To reach Culvertown, Connery would have to either catch a coach or rent a horse and saddle. Gunnison had suggested the latter, in that having a horse would give Connery freedom of movement in and around Culvertown. If Kenton was hiding, he might be in some old miner’s cabin out in the mountains somewhere.

After fifteen minutes of striding around the town, Connery located a livery and shopped for a rental horse. He encountered an unpleasant surprise: the proprietor of the livery apparently had no use for Irishmen, and Connery had enough of a brogue to mark him as one. When the man refused to lower the price to anything approaching reasonable, Connery stormed off in a huff and spent another thirty minutes looking for another livery.

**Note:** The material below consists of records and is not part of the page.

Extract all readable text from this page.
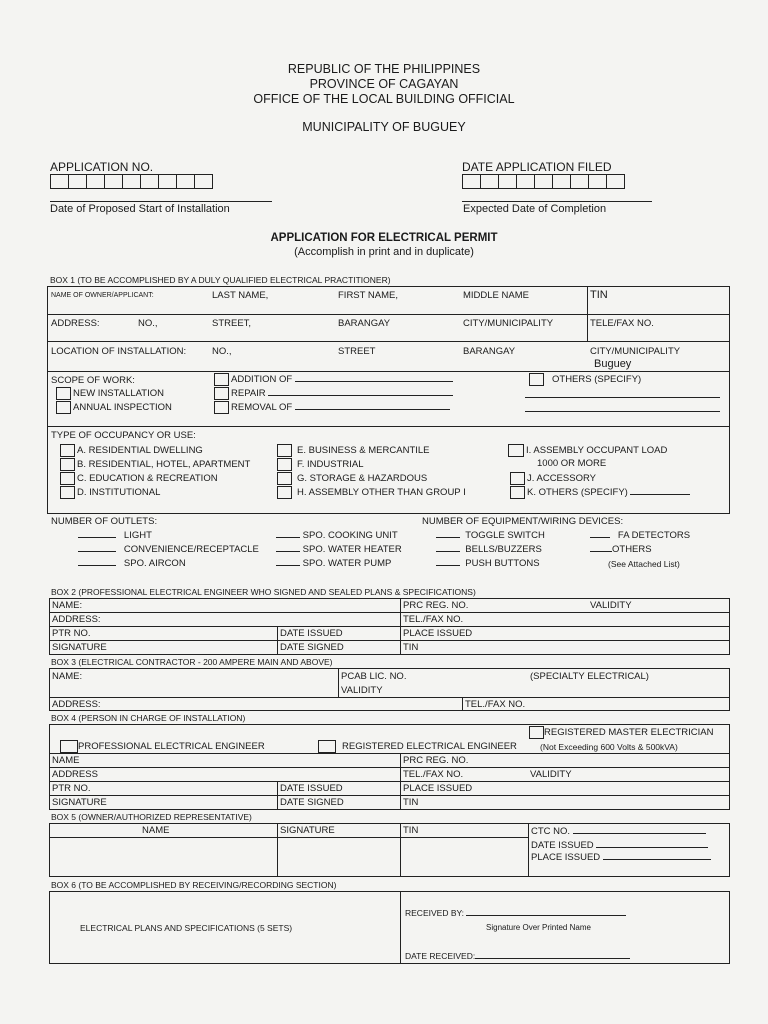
REPUBLIC OF THE PHILIPPINES
PROVINCE OF CAGAYAN
OFFICE OF THE LOCAL BUILDING OFFICIAL
MUNICIPALITY OF BUGUEY
APPLICATION NO.	DATE APPLICATION FILED
Date of Proposed Start of Installation	Expected Date of Completion
APPLICATION FOR ELECTRICAL PERMIT
(Accomplish in print and in duplicate)
BOX 1 (TO BE ACCOMPLISHED BY A DULY QUALIFIED ELECTRICAL PRACTITIONER)
NAME OF OWNER/APPLICANT:	LAST NAME,	FIRST NAME,	MIDDLE NAME	TIN
ADDRESS:	NO.,	STREET,	BARANGAY	CITY/MUNICIPALITY	TELE/FAX NO.
LOCATION OF INSTALLATION:	NO.,	STREET	BARANGAY	CITY/MUNICIPALITY
Buguey
SCOPE OF WORK:
NEW INSTALLATION
ANNUAL INSPECTION
ADDITION OF
REPAIR
REMOVAL OF
OTHERS (SPECIFY)
TYPE OF OCCUPANCY OR USE:
A. RESIDENTIAL DWELLING
B. RESIDENTIAL, HOTEL, APARTMENT
C. EDUCATION & RECREATION
D. INSTITUTIONAL
E. BUSINESS & MERCANTILE
F. INDUSTRIAL
G. STORAGE & HAZARDOUS
H. ASSEMBLY OTHER THAN GROUP I
I. ASSEMBLY OCCUPANT LOAD
1000 OR MORE
J. ACCESSORY
K. OTHERS (SPECIFY)
NUMBER OF OUTLETS:
LIGHT
CONVENIENCE/RECEPTACLE
SPO. AIRCON
SPO. COOKING UNIT
SPO. WATER HEATER
SPO. WATER PUMP
NUMBER OF EQUIPMENT/WIRING DEVICES:
TOGGLE SWITCH
BELLS/BUZZERS
PUSH BUTTONS
FA DETECTORS
OTHERS
(See Attached List)
BOX 2 (PROFESSIONAL ELECTRICAL ENGINEER WHO SIGNED AND SEALED PLANS & SPECIFICATIONS)
NAME:	PRC REG. NO.	VALIDITY
ADDRESS:	TEL./FAX NO.
PTR NO.	DATE ISSUED	PLACE ISSUED
SIGNATURE	DATE SIGNED	TIN
BOX 3 (ELECTRICAL CONTRACTOR - 200 AMPERE MAIN AND ABOVE)
NAME:	PCAB LIC. NO.	(SPECIALTY ELECTRICAL)
VALIDITY
ADDRESS:	TEL./FAX NO.
BOX 4 (PERSON IN CHARGE OF INSTALLATION)
REGISTERED MASTER ELECTRICIAN
PROFESSIONAL ELECTRICAL ENGINEER	REGISTERED ELECTRICAL ENGINEER	(Not Exceeding 600 Volts & 500kVA)
NAME	PRC REG. NO.
ADDRESS	TEL./FAX NO.	VALIDITY
PTR NO.	DATE ISSUED	PLACE ISSUED
SIGNATURE	DATE SIGNED	TIN
BOX 5 (OWNER/AUTHORIZED REPRESENTATIVE)
NAME	SIGNATURE	TIN	CTC NO.
DATE ISSUED
PLACE ISSUED
BOX 6 (TO BE ACCOMPLISHED BY RECEIVING/RECORDING SECTION)
ELECTRICAL PLANS AND SPECIFICATIONS (5 SETS)
RECEIVED BY:
Signature Over Printed Name
DATE RECEIVED:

This time he put on his best flat American accent and quickly took possession of a fine roan at a reasonable cost. The horse came with assurances that it was a horse accustomed to the thin air of the mountains and would serve him well as he headed up to the higher altitudes around Culvertown. The saddle was old but comfortable to both horse and rider and for a little extra came equipped with a rifle sleeve. Connery strapped his bag on the back of the saddle, thanked and tipped the liveryman, and rode out onto the sunny street.

One more stop awaited before he began the last leg of his journey. He rode to the nearest gun shop and purchased a used Winchester rifle and a new Colt pistol, with a shoulder holster for the latter and ammunition for both weapons. He felt very extravagant, spending so much in one day, but Gunnison had given him clear instructions to do all these things and not worry about the cost. The Illustrated American could afford it, and it was important that Connery be well armed and well mounted.

There were two other men in the gun shop when Connery made his purchases. They were examining rifles in a glass case, seemingly paying little heed to Connery, but when he pulled out his roll of bills he did get the feeling that they noticed it. He promised himself to be more careful in the future about showing the amount of money he had on him.

He left the gun shop and slid his Winchester into the saddle boot. A perfect fit. Connery swung into the saddle and rode to the next corner, pausing long enough to inspect a pole on which various slabs had been nailed, with arrows pointing in the directions of other towns in the vicinity. He found the indicator for Culvertown and rode off in that direction.

He did not notice that the pair in the gun shop had emerged and watched his departure. After he rounded the corner and was out of sight, they glanced at each other, speaking quickly and low, and trotted off to a nearby hitching post where their own mounts waited.